La razón por la que decimos que este suceso pudo haber pasado desapercibido, es porque no se advirtió, o por lo menos en el círculo académico no es un tema que se haya debatido en mayor medida, que aun cuando históricamente las audiencias en los procesos penales, si bien son concurridas, por lo general no tienen un número de espectadores como el que en aquella oportunidad se pudo advertir.

Así fue como 10.000 personas verificaron cómo la fiscalía y la defensa se enfrentaron en el marco de un proceso adversarial, y cómo un juez de control de garantías hizo las veces de tercero neutral e imparcial. 10.000 personas fueron garantes de los derechos de los procesados y de la víctima, y ejercieron labores de veeduría respecto del interés principal de la justicia, que en este caso es dar a cada quien lo que le corresponde.
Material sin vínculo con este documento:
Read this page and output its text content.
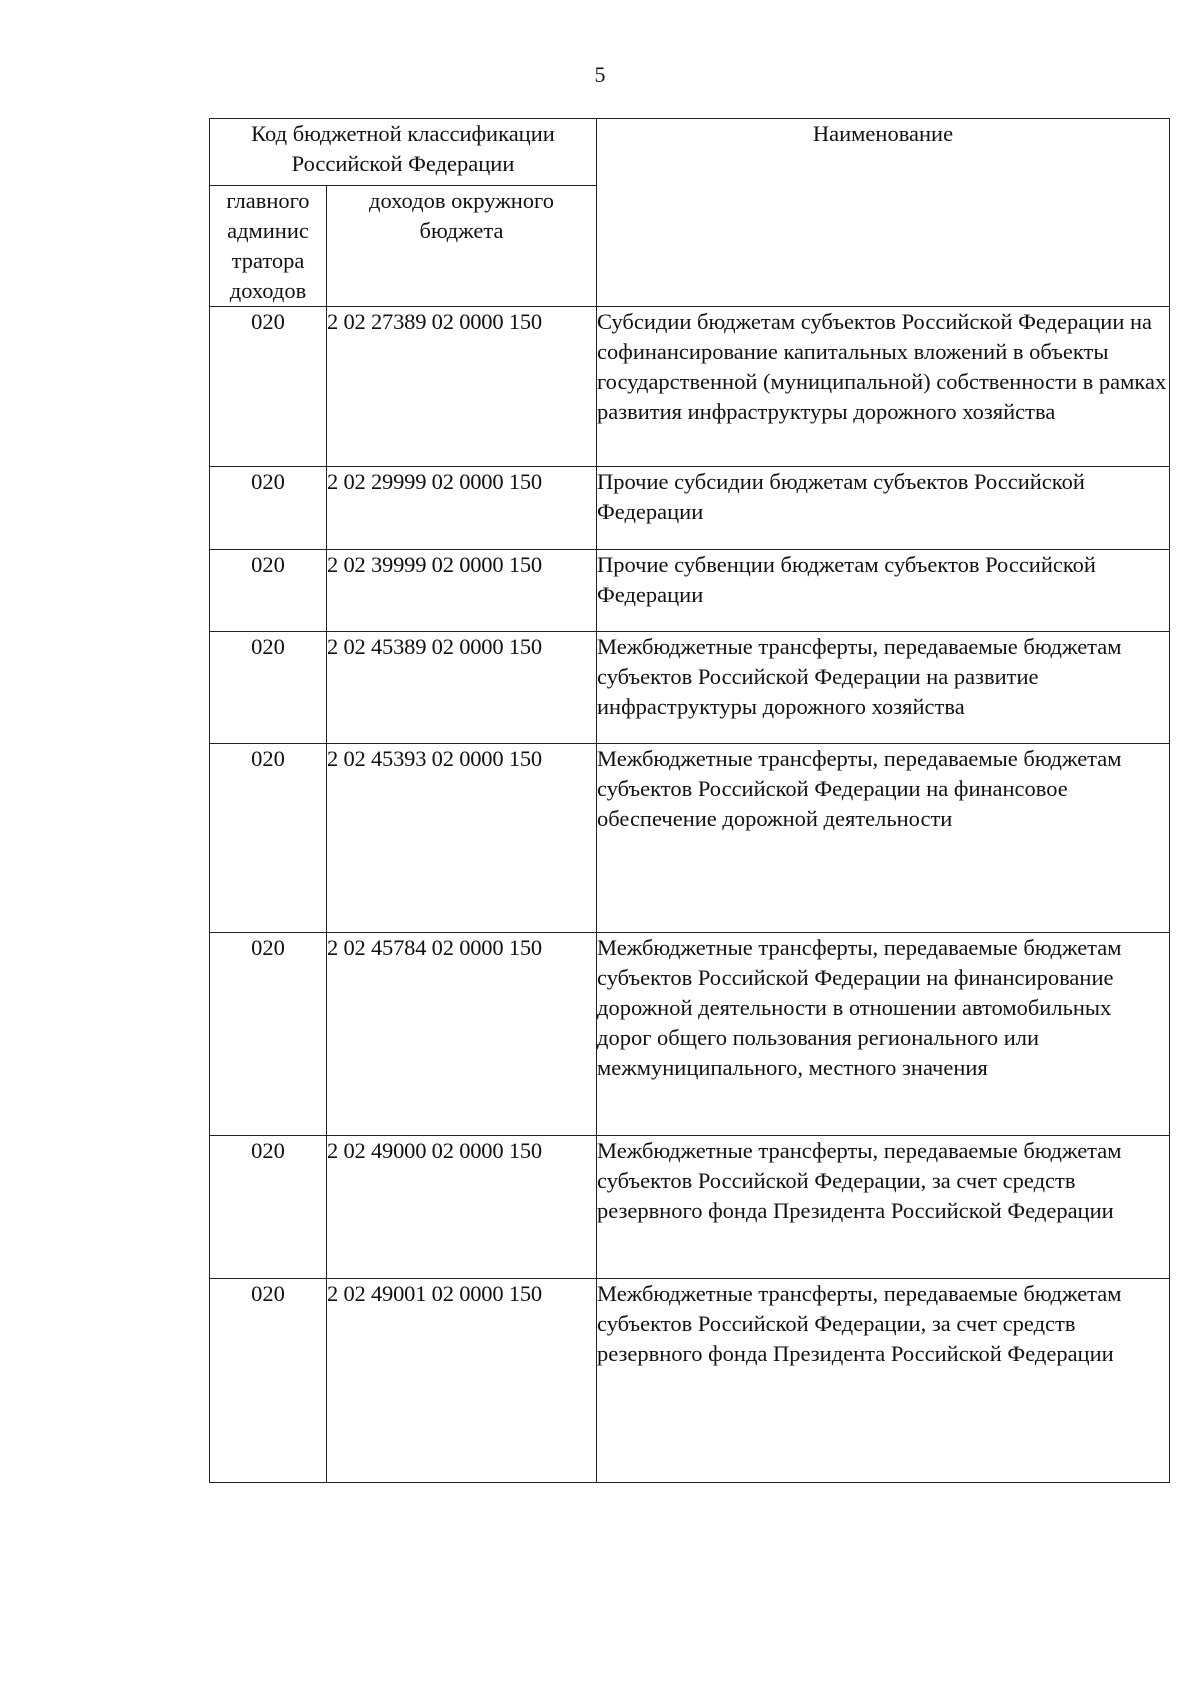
5
Код бюджетной классификации Российской Федерации		Наименование
главного админис тратора доходов	доходов окружного бюджета	
020	2 02 27389 02 0000 150	Субсидии бюджетам субъектов Российской Федерации на софинансирование капитальных вложений в объекты государственной (муниципальной) собственности в рамках развития инфраструктуры дорожного хозяйства
020	2 02 29999 02 0000 150	Прочие субсидии бюджетам субъектов Российской Федерации
020	2 02 39999 02 0000 150	Прочие субвенции бюджетам субъектов Российской Федерации
020	2 02 45389 02 0000 150	Межбюджетные трансферты, передаваемые бюджетам субъектов Российской Федерации на развитие инфраструктуры дорожного хозяйства
020	2 02 45393 02 0000 150	Межбюджетные трансферты, передаваемые бюджетам субъектов Российской Федерации на финансовое обеспечение дорожной деятельности
020	2 02 45784 02 0000 150	Межбюджетные трансферты, передаваемые бюджетам субъектов Российской Федерации на финансирование дорожной деятельности в отношении автомобильных дорог общего пользования регионального или межмуниципального, местного значения
020	2 02 49000 02 0000 150	Межбюджетные трансферты, передаваемые бюджетам субъектов Российской Федерации, за счет средств резервного фонда Президента Российской Федерации
020	2 02 49001 02 0000 150	Межбюджетные трансферты, передаваемые бюджетам субъектов Российской Федерации, за счет средств резервного фонда Президента Российской Федерации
Ahora bien, no por ello podemos olvidar que la virtualidad puede ser un arma de doble filo: decimos un arma porque ello es lo que tiene la comunidad en sus manos; y decimos de doble filo porque al final de cuentas este tipo de escenarios requieren de jueces imparciales, bien instruidos, y lo suficientemente preparados como para no permitirse ser afectados por la opinión del público en general.
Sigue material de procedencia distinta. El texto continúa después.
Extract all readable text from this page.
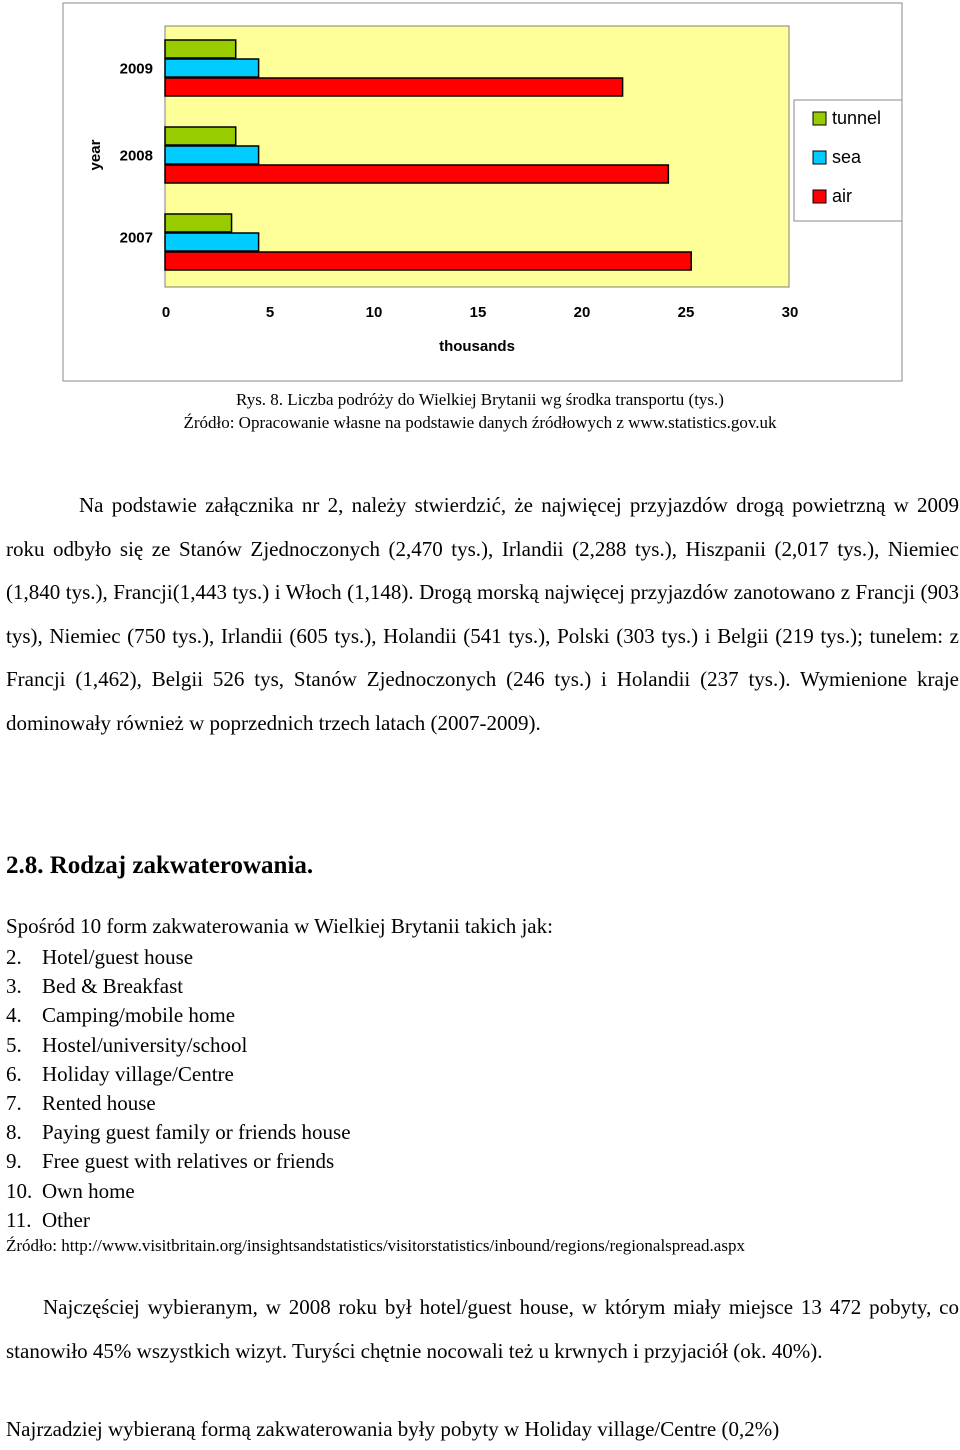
year
thousands
2009
2008
2007
0	5	10	15	20	25	30
tunnel
sea
air
Rys. 8. Liczba podróży do Wielkiej Brytanii wg środka transportu (tys.)
Źródło: Opracowanie własne na podstawie danych źródłowych z www.statistics.gov.uk

Na podstawie załącznika nr 2, należy stwierdzić, że najwięcej przyjazdów drogą powietrzną w 2009 roku odbyło się ze Stanów Zjednoczonych (2,470 tys.), Irlandii (2,288 tys.), Hiszpanii (2,017 tys.), Niemiec (1,840 tys.), Francji(1,443 tys.) i Włoch (1,148). Drogą morską najwięcej przyjazdów zanotowano z Francji (903 tys), Niemiec (750 tys.), Irlandii (605 tys.), Holandii (541 tys.), Polski (303 tys.) i Belgii (219 tys.); tunelem: z Francji (1,462), Belgii 526 tys, Stanów Zjednoczonych (246 tys.) i Holandii (237 tys.). Wymienione kraje dominowały również w poprzednich trzech latach (2007-2009).

2.8. Rodzaj zakwaterowania.
Spośród 10 form zakwaterowania w Wielkiej Brytanii takich jak:
2. Hotel/guest house
3. Bed & Breakfast
4. Camping/mobile home
5. Hostel/university/school
6. Holiday village/Centre
7. Rented house
8. Paying guest family or friends house
9. Free guest with relatives or friends
10. Own home
11. Other
Źródło: http://www.visitbritain.org/insightsandstatistics/visitorstatistics/inbound/regions/regionalspread.aspx

Najczęściej wybieranym, w 2008 roku był hotel/guest house, w którym miały miejsce 13 472 pobyty, co stanowiło 45% wszystkich wizyt. Turyści chętnie nocowali też u krwnych i przyjaciół (ok. 40%).

Najrzadziej wybieraną formą zakwaterowania były pobyty w Holiday village/Centre (0,2%)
Nunca antes en Colombia la carrera judicial ha sido más importante como ahora, cuando la virtualidad se encuentra acechando a la administración de justicia; nunca antes la carrera judicial ha sido tan importante como el día de hoy, a efectos de garantizarle a todas las personas que quien está en el estrado administrando justicia en nombre de la República y por autoridad de la ley, lo hará sin pretender ser ovacionado.
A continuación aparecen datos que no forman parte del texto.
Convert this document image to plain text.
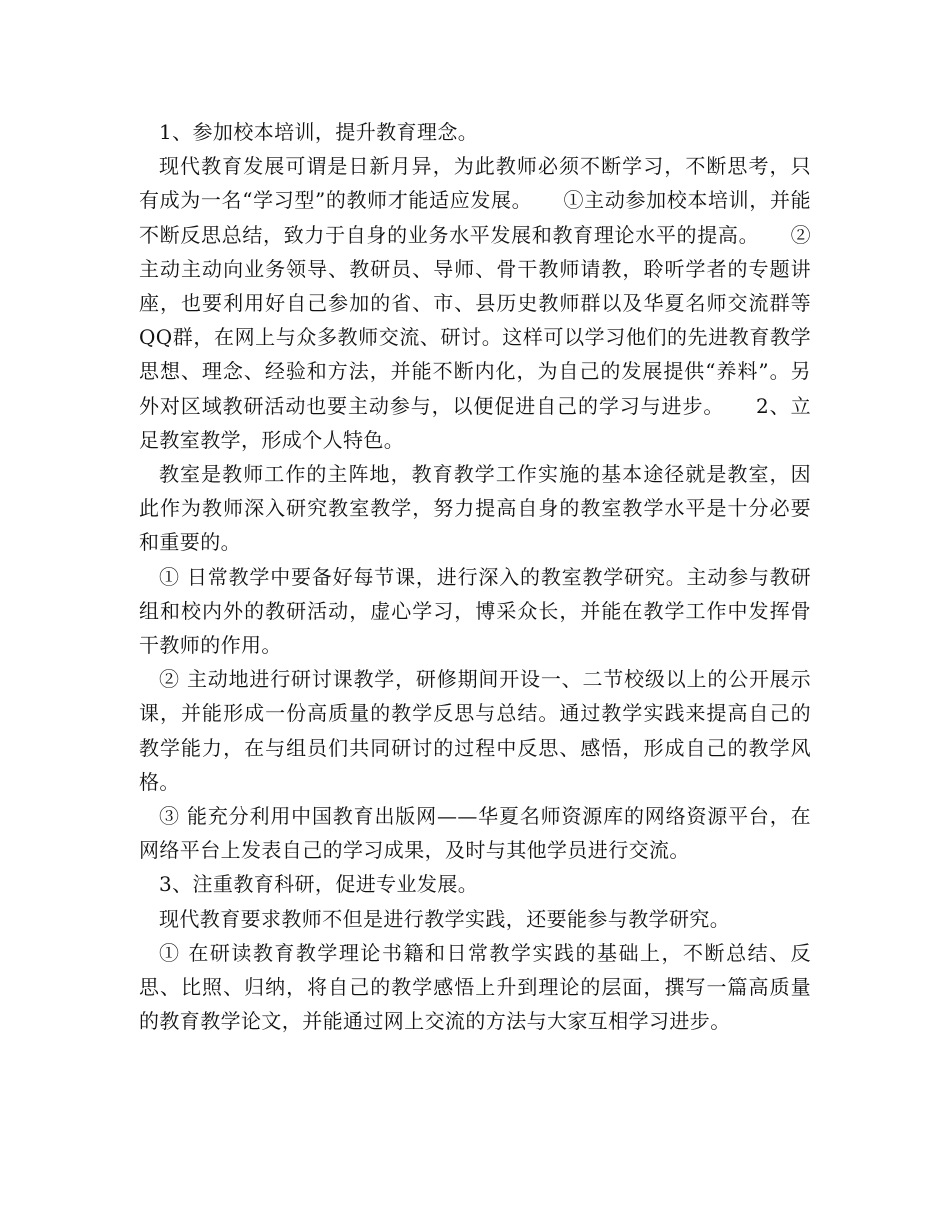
1、参加校本培训，提升教育理念。

现代教育发展可谓是日新月异，为此教师必须不断学习，不断思考，只有成为一名“学习型”的教师才能适应发展。　　①主动参加校本培训，并能不断反思总结，致力于自身的业务水平发展和教育理论水平的提高。　　②主动主动向业务领导、教研员、导师、骨干教师请教，聆听学者的专题讲座，也要利用好自己参加的省、市、县历史教师群以及华夏名师交流群等QQ群，在网上与众多教师交流、研讨。这样可以学习他们的先进教育教学思想、理念、经验和方法，并能不断内化，为自己的发展提供“养料”。另外对区域教研活动也要主动参与，以便促进自己的学习与进步。　　2、立足教室教学，形成个人特色。

教室是教师工作的主阵地，教育教学工作实施的基本途径就是教室，因此作为教师深入研究教室教学，努力提高自身的教室教学水平是十分必要和重要的。

① 日常教学中要备好每节课，进行深入的教室教学研究。主动参与教研组和校内外的教研活动，虚心学习，博采众长，并能在教学工作中发挥骨干教师的作用。

② 主动地进行研讨课教学，研修期间开设一、二节校级以上的公开展示课，并能形成一份高质量的教学反思与总结。通过教学实践来提高自己的教学能力，在与组员们共同研讨的过程中反思、感悟，形成自己的教学风格。

③ 能充分利用中国教育出版网——华夏名师资源库的网络资源平台，在网络平台上发表自己的学习成果，及时与其他学员进行交流。

3、注重教育科研，促进专业发展。

现代教育要求教师不但是进行教学实践，还要能参与教学研究。

① 在研读教育教学理论书籍和日常教学实践的基础上，不断总结、反思、比照、归纳，将自己的教学感悟上升到理论的层面，撰写一篇高质量的教育教学论文，并能通过网上交流的方法与大家互相学习进步。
Recordemos las palabras de un gran jurista antioqueño, joven pero no por ello inexperto, que enseña que los abogados, independientemente del lado en el que estemos, no escogimos ser populares, porque si ello fuese así, habríamos decidido ser actores de cine o de teatro; nosotros los abogados escogimos el camino de la verdad, una verdad que se construye a partir de decisiones correctas que satisfagan los intereses de la comunidad en general. Así pues, bienvenida la virtualidad y bienvenida la publicidad en los procesos penales, pero por sobre todo, bienvenida a la carrera judicial que tanta falta le hace a un país, que por lo general, encuentra que las decisiones de sus jueces, pareciera que se tomaran más por garantía de popularidad, que por garantía de imparcialidad.